Friday, February 23, 2007

Colours of nature (part 2)

The other major colours you see in nature are green from foliage and blue for water. The sea looks blue because it reflects the sky. Water itself is transparent. Small depths of water look transparent (like a bathfull) but if you look through enough water (like when you are underwater and can see a long way) things look blue because there are so many water molecules that they absorb most of the colours completely. The only colours that can can more than about 20 metres are blue and a bit of green - that's why things underwater seem blue-green. From land the sea looks blue because it reflects the sky. So when the sky is grey the sea looks grey.

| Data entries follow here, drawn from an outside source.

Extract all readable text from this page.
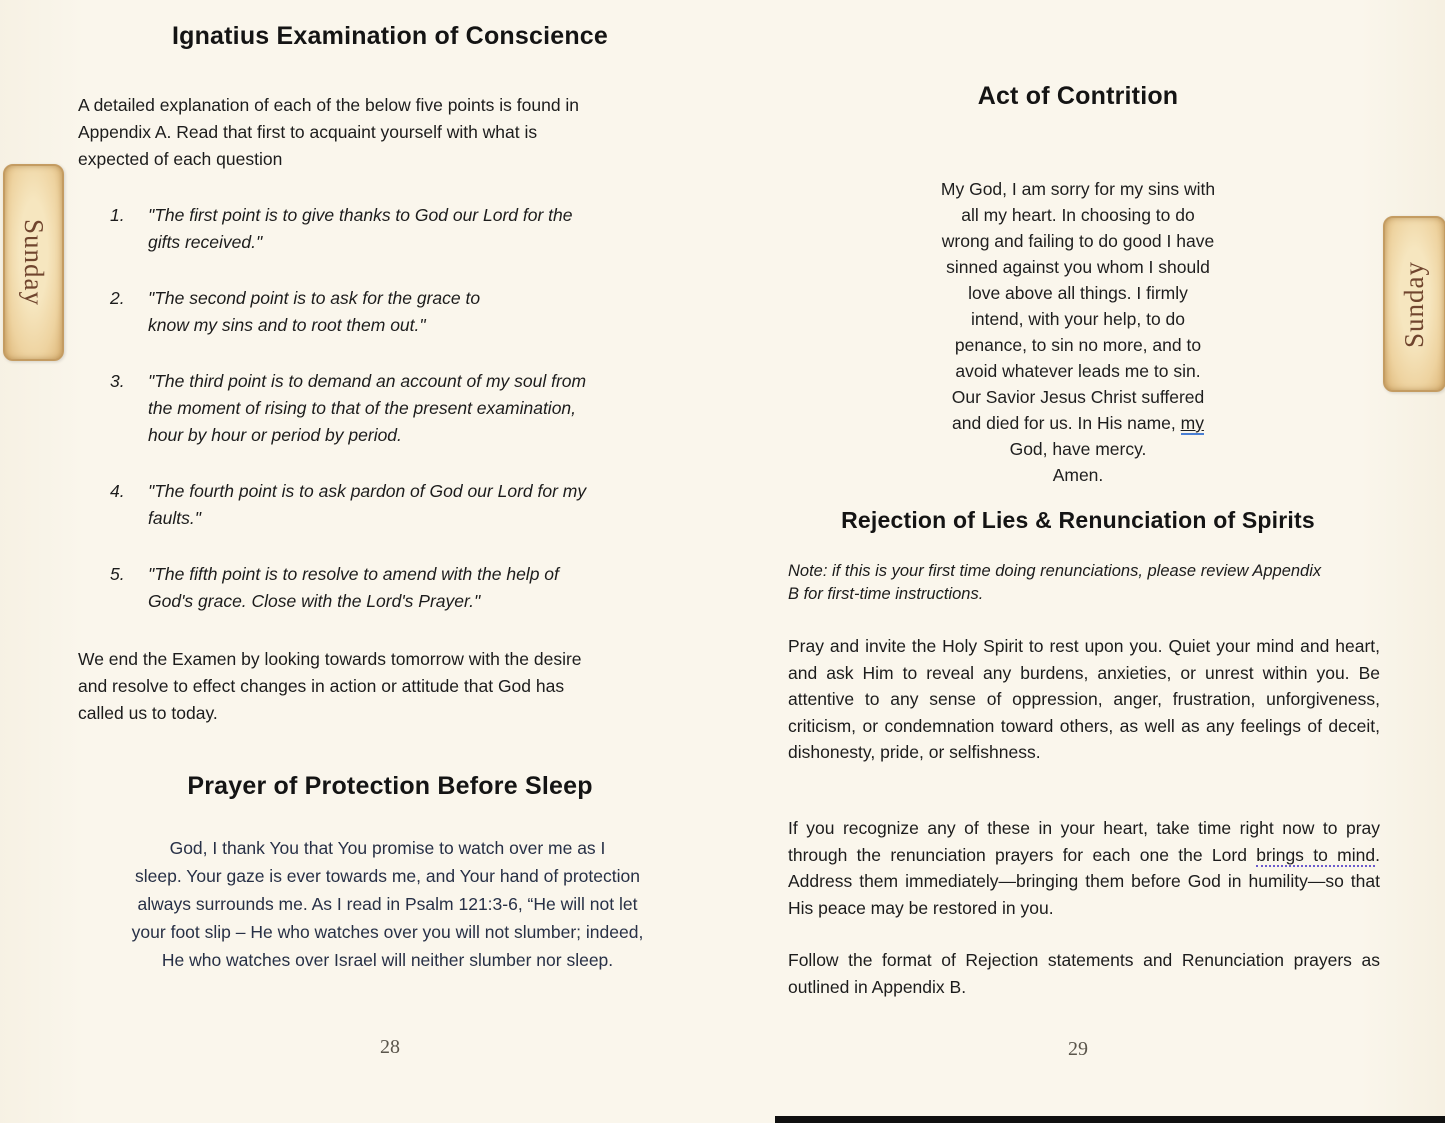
Ignatius Examination of Conscience
A detailed explanation of each of the below five points is found in
Appendix A. Read that first to acquaint yourself with what is
expected of each question
1.	"The first point is to give thanks to God our Lord for the
gifts received."
2.	"The second point is to ask for the grace to
know my sins and to root them out."
3.	"The third point is to demand an account of my soul from
the moment of rising to that of the present examination,
hour by hour or period by period.
4.	"The fourth point is to ask pardon of God our Lord for my
faults."
5.	"The fifth point is to resolve to amend with the help of
God's grace. Close with the Lord's Prayer."
We end the Examen by looking towards tomorrow with the desire
and resolve to effect changes in action or attitude that God has
called us to today.
Prayer of Protection Before Sleep
God, I thank You that You promise to watch over me as I
sleep. Your gaze is ever towards me, and Your hand of protection
always surrounds me. As I read in Psalm 121:3-6, “He will not let
your foot slip – He who watches over you will not slumber; indeed,
He who watches over Israel will neither slumber nor sleep.
28
Sunday
Act of Contrition

My God, I am sorry for my sins with
all my heart. In choosing to do
wrong and failing to do good I have
sinned against you whom I should
love above all things. I firmly
intend, with your help, to do
penance, to sin no more, and to
avoid whatever leads me to sin.
Our Savior Jesus Christ suffered
and died for us. In His name, my
God, have mercy.
Amen.

Rejection of Lies & Renunciation of Spirits
Note: if this is your first time doing renunciations, please review Appendix
B for first-time instructions.
Pray and invite the Holy Spirit to rest upon you. Quiet your mind and heart, and ask Him to reveal any burdens, anxieties, or unrest within you. Be attentive to any sense of oppression, anger, frustration, unforgiveness, criticism, or condemnation toward others, as well as any feelings of deceit, dishonesty, pride, or selfishness.
If you recognize any of these in your heart, take time right now to pray through the renunciation prayers for each one the Lord brings to mind. Address them immediately—bringing them before God in humility—so that His peace may be restored in you.
Follow the format of Rejection statements and Renunciation prayers as outlined in Appendix B.
29
Sunday
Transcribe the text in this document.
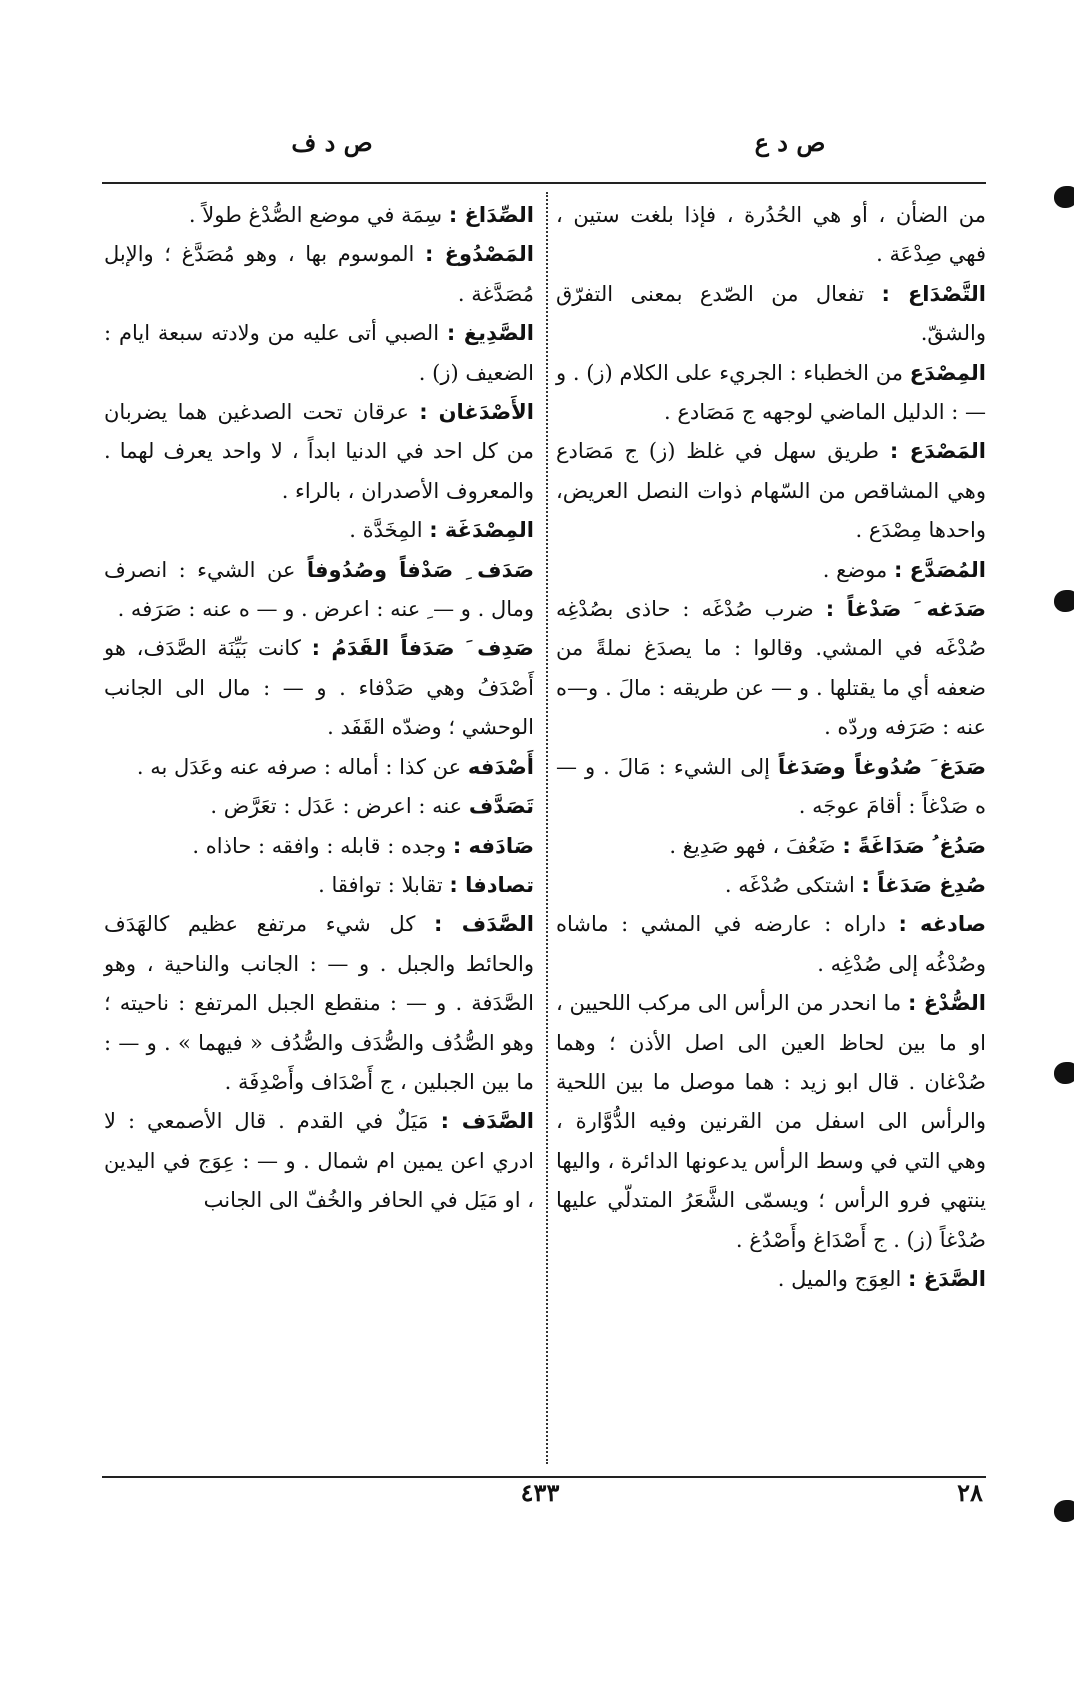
ص د ع
ص د ف

من الضأن ، أو هي الحُدُرة ، فإذا بلغت ستين ، فهي صِدْعَة .

التَّصْدَاع : تفعال من الصّدع بمعنى التفرّق والشقّ.

المِصْدَع من الخطباء : الجريء على الكلام (ز) . و — : الدليل الماضي لوجهه ج مَصَادع .

المَصْدَع : طريق سهل في غلظ (ز) ج مَصَادع وهي المشاقص من السّهام ذوات النصل العريض، واحدها مِصْدَع .

المُصَدَّع : موضع .

صَدَغه َ صَدْغاً : ضرب صُدْغَه : حاذى بصُدْغِه صُدْغَه في المشي. وقالوا : ما يصدَغ نملةً من ضعفه أي ما يقتلها . و — عن طريقه : مالَ . و—ه عنه : صَرَفه وردّه .

صَدَغ َ صُدُوغاً وصَدَغاً إلى الشيء : مَالَ . و — ه صَدْغاً : أقامَ عوجَه .

صَدُغ ُ صَدَاغَةً : ضَعُفَ ، فهو صَدِيغ .

صُدِغ صَدَغاً : اشتكى صُدْغَه .

صادغه : داراه : عارضه في المشي : ماشاه وصُدْغُه إلى صُدْغِه .

الصُّدْغ : ما انحدر من الرأس الى مركب اللحيين ، او ما بين لحاظ العين الى اصل الأذن ؛ وهما صُدْغان . قال ابو زيد : هما موصل ما بين اللحية والرأس الى اسفل من القرنين وفيه الدُّوَّارة ، وهي التي في وسط الرأس يدعونها الدائرة ، واليها ينتهي فرو الرأس ؛ ويسمّى الشَّعَرُ المتدلّي عليها صُدْغاً (ز) . ج أَصْدَاغ وأَصْدُغ .

الصَّدَغ : العِوَج والميل .

الصِّدَاغ : سِمَة في موضع الصُّدْغ طولاً .

المَصْدُوغ : الموسوم بها ، وهو مُصَدَّغ ؛ والإبل مُصَدَّغة .

الصَّدِيغ : الصبي أتى عليه من ولادته سبعة ايام : الضعيف (ز) .

الأَصْدَغان : عرقان تحت الصدغين هما يضربان من كل احد في الدنيا ابداً ، لا واحد يعرف لهما . والمعروف الأصدران ، بالراء .

المِصْدَغَة : المِخَدَّة .

صَدَف ِ صَدْفاً وصُدُوفاً عن الشيء : انصرف ومال . و — ِ عنه : اعرض . و — ه عنه : صَرَفه .

صَدِف َ صَدَفاً القَدَمُ : كانت بَيِّنَة الصَّدَف، هو أَصْدَفُ وهي صَدْفاء . و — : مال الى الجانب الوحشي ؛ وضدّه القَفَد .

أَصْدَفه عن كذا : أماله : صرفه عنه وعَدَل به .

تَصَدَّف عنه : اعرض : عَدَل : تعَرَّض .

صَادَفه : وجده : قابله : وافقه : حاذاه .

تصادفا : تقابلا : توافقا .

الصَّدَف : كل شيء مرتفع عظيم كالهَدَف والحائط والجبل . و — : الجانب والناحية ، وهو الصَّدَفة . و — : منقطع الجبل المرتفع : ناحيته ؛ وهو الصُّدُف والصُّدَف والصُّدُف « فيهما » . و — : ما بين الجبلين ، ج أَصْدَاف وأَصْدِفَة .

الصَّدَف : مَيَلٌ في القدم . قال الأصمعي : لا ادري اعن يمين ام شمال . و — : عِوَج في اليدين ، او مَيَل في الحافر والخُفّ الى الجانب

٤٣٣	٢٨
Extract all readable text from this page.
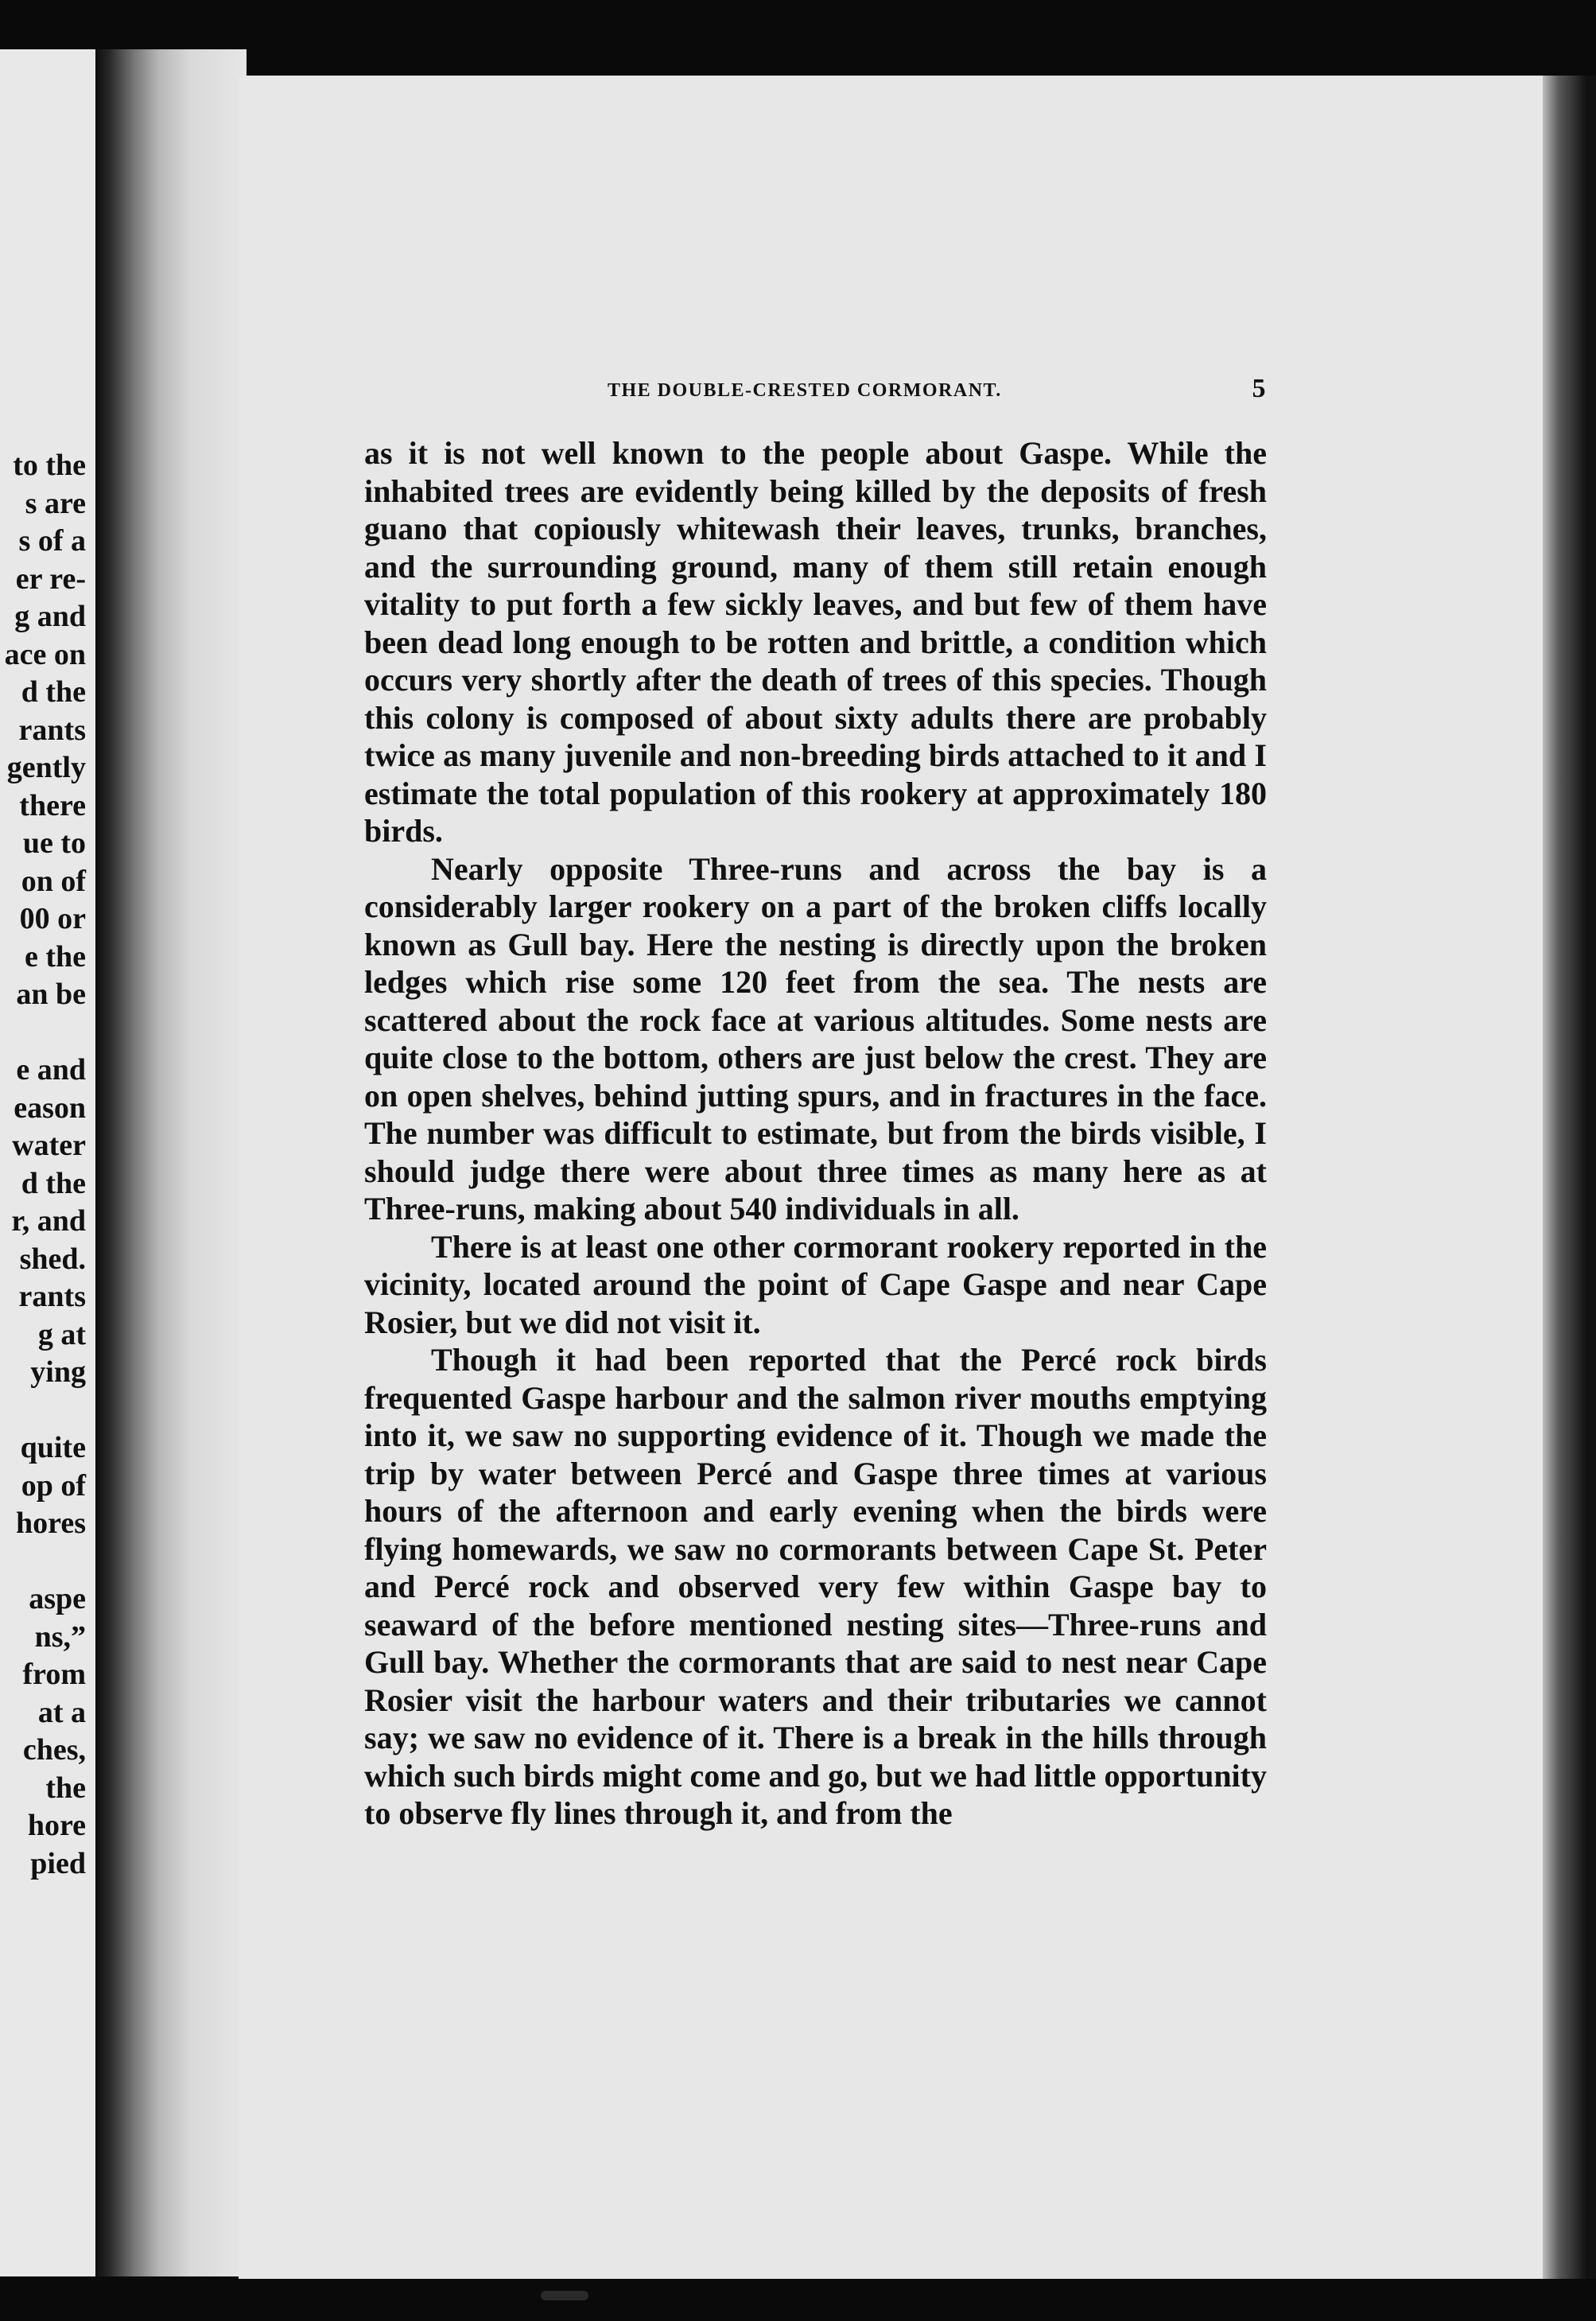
to the
s are
s of a
er re-
g and
ace on
d the
rants
gently
there
ue to
on of
00 or
e the
an be
e and
eason
water
d the
r, and
shed.
rants
g at
ying
quite
op of
hores
aspe
ns,”
from
at a
ches,
the
hore
pied
THE DOUBLE-CRESTED CORMORANT.	5

as it is not well known to the people about Gaspe. While the inhabited trees are evidently being killed by the deposits of fresh guano that copiously whitewash their leaves, trunks, branches, and the surrounding ground, many of them still retain enough vitality to put forth a few sickly leaves, and but few of them have been dead long enough to be rotten and brittle, a condition which occurs very shortly after the death of trees of this species. Though this colony is composed of about sixty adults there are probably twice as many juvenile and non-breeding birds attached to it and I estimate the total population of this rookery at approximately 180 birds.

Nearly opposite Three-runs and across the bay is a considerably larger rookery on a part of the broken cliffs locally known as Gull bay. Here the nesting is directly upon the broken ledges which rise some 120 feet from the sea. The nests are scattered about the rock face at various altitudes. Some nests are quite close to the bottom, others are just below the crest. They are on open shelves, behind jutting spurs, and in fractures in the face. The number was difficult to estimate, but from the birds visible, I should judge there were about three times as many here as at Three-runs, making about 540 individuals in all.

There is at least one other cormorant rookery reported in the vicinity, located around the point of Cape Gaspe and near Cape Rosier, but we did not visit it.

Though it had been reported that the Percé rock birds frequented Gaspe harbour and the salmon river mouths emptying into it, we saw no supporting evidence of it. Though we made the trip by water between Percé and Gaspe three times at various hours of the afternoon and early evening when the birds were flying homewards, we saw no cormorants between Cape St. Peter and Percé rock and observed very few within Gaspe bay to seaward of the before mentioned nesting sites—Three-runs and Gull bay. Whether the cormorants that are said to nest near Cape Rosier visit the harbour waters and their tributaries we cannot say; we saw no evidence of it. There is a break in the hills through which such birds might come and go, but we had little opportunity to observe fly lines through it, and from the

Plants are green because they absorb all colours except green. They break up water and carbon dioxide molecules and fit them together to make oxygen and sugars. They do this using a molecule called chlorophyll. If you give a chlorophyll molecule just the right amount of energy it will give you an electron. This 'just right' energy just happens to be the same energy of a blue particle of light. You can also get an electron if you give it a red light particle. This will have a different energy to a blue light particle but it turns out that this energy is also just right to get another electron from a different part of the structure. When chlorophyll has all these electrons loose they get passed around between loads of chlorophyll molecules until eventually they hit water and carbon dioxide molecules and help them to break down and reform into sugars. So blue and red light get absorbed by chlorophyll and green gets scattered back - green particles don't have the right energy to release an electron. That's why plants are green. Not all plants use light to make food. Funghi and mushrooms decompose dead or living tissue to make food. They often grow in fields or woods where little animals die and rot or the leaves and bark from trees rot. They don't need light and are rarely green.